The road from Marmaris to Datça may still be a little bumpy in some parts, and winds along a fauna that gradually but strikingly differs from that of the mainland.
Apart from the traditional settlements, there are also a dozen recently constructed vacation villages in the peninsula. The balance between preserving the natural way of life and fauna and investing in large-scale infrastructures for the tourism industry is a vividly ongoing debate for Datça, as for the entire region of southwestern Turkey. The inhabitants of the Datça peninsula have shown themselves clearly opposed to gigantism and are in favor of developing the tourism potential of the region through family pensions and inns and small hotels well integrated into their environment, while governments in the past displayed approaches to the debate in mere foreign exchange entry terms.

Notable natives
In Turkish literature, Datça is associated with the poet and the accomplished translator (notably of Shakespeare) Can Yücel who spent the last decades of his life in Datça and is also buried here.

Footnotes
1. According to Herodotus, during the Persian invasions in 540 BC, the Knidians had sought to dig a canal at this spot as a defensive measure and in order to transform their territory into an island. But an oracle was consulted who reportedly said "If the gods had so willed, they would have made your land an island. Do not pierce the isthmus." Whereupon they surrendered to the Persians.
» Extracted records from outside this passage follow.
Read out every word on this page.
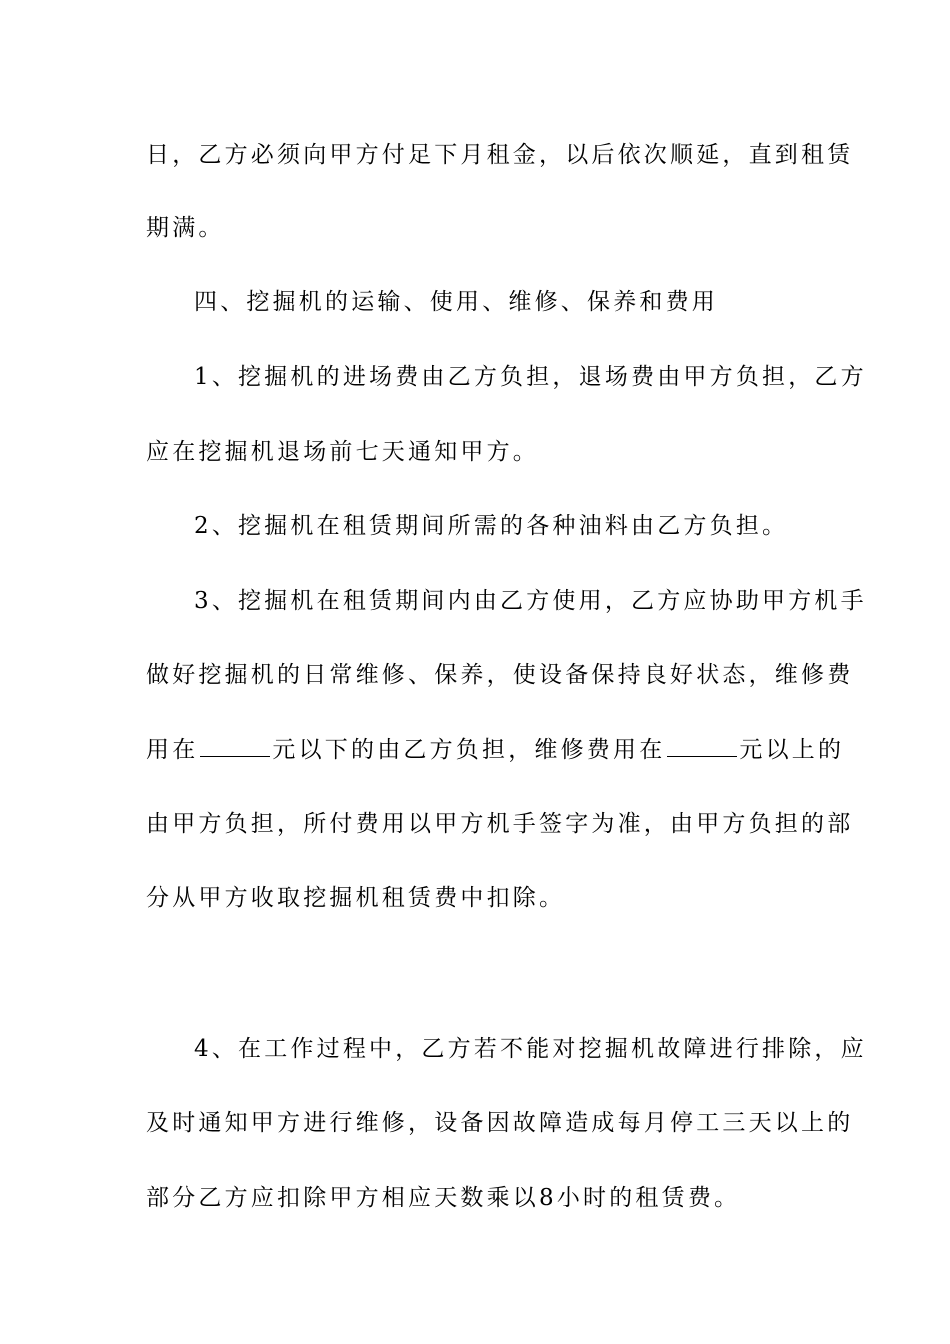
日，乙方必须向甲方付足下月租金，以后依次顺延，直到租赁
期满。
四、挖掘机的运输、使用、维修、保养和费用
1、挖掘机的进场费由乙方负担，退场费由甲方负担，乙方
应在挖掘机退场前七天通知甲方。
2、挖掘机在租赁期间所需的各种油料由乙方负担。
3、挖掘机在租赁期间内由乙方使用，乙方应协助甲方机手
做好挖掘机的日常维修、保养，使设备保持良好状态，维修费
用在	元以下的由乙方负担，维修费用在	元以上的
由甲方负担，所付费用以甲方机手签字为准，由甲方负担的部
分从甲方收取挖掘机租赁费中扣除。
4、在工作过程中，乙方若不能对挖掘机故障进行排除，应
及时通知甲方进行维修，设备因故障造成每月停工三天以上的
部分乙方应扣除甲方相应天数乘以8小时的租赁费。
2. Not to be confused with the town of Reşadiye in central-northern Anatolia along the valley of the Kelkit River.
3. With the very high number of the bays and coves ornamenting Turkey's southwestern coastal straits, it is not uncommon for one of these to be spontaneously named after a certain person who could have had a connection to the locality of a temporary or a permanent sort. These names often evolve without the direct involvement of the person concerned. For example, the former "Bencik cove" before arriving in Datça is now widely known as "Emel Sayın cove" (Emel Sayın koyu) simply because she had found the place beautiful and had stopped there to give a short concert to those present. Similarly, "Bardakçı cove" in Bodrum is also called "Zeki Müren cove" (Zeki Müren koyu).
4. Thomas Abel Brimage Spratt (1886). Remarks on the Dorian Peninsula and Gulf, with Notes on a Temple of Latona there. Archaeologia, 49:345-365, London.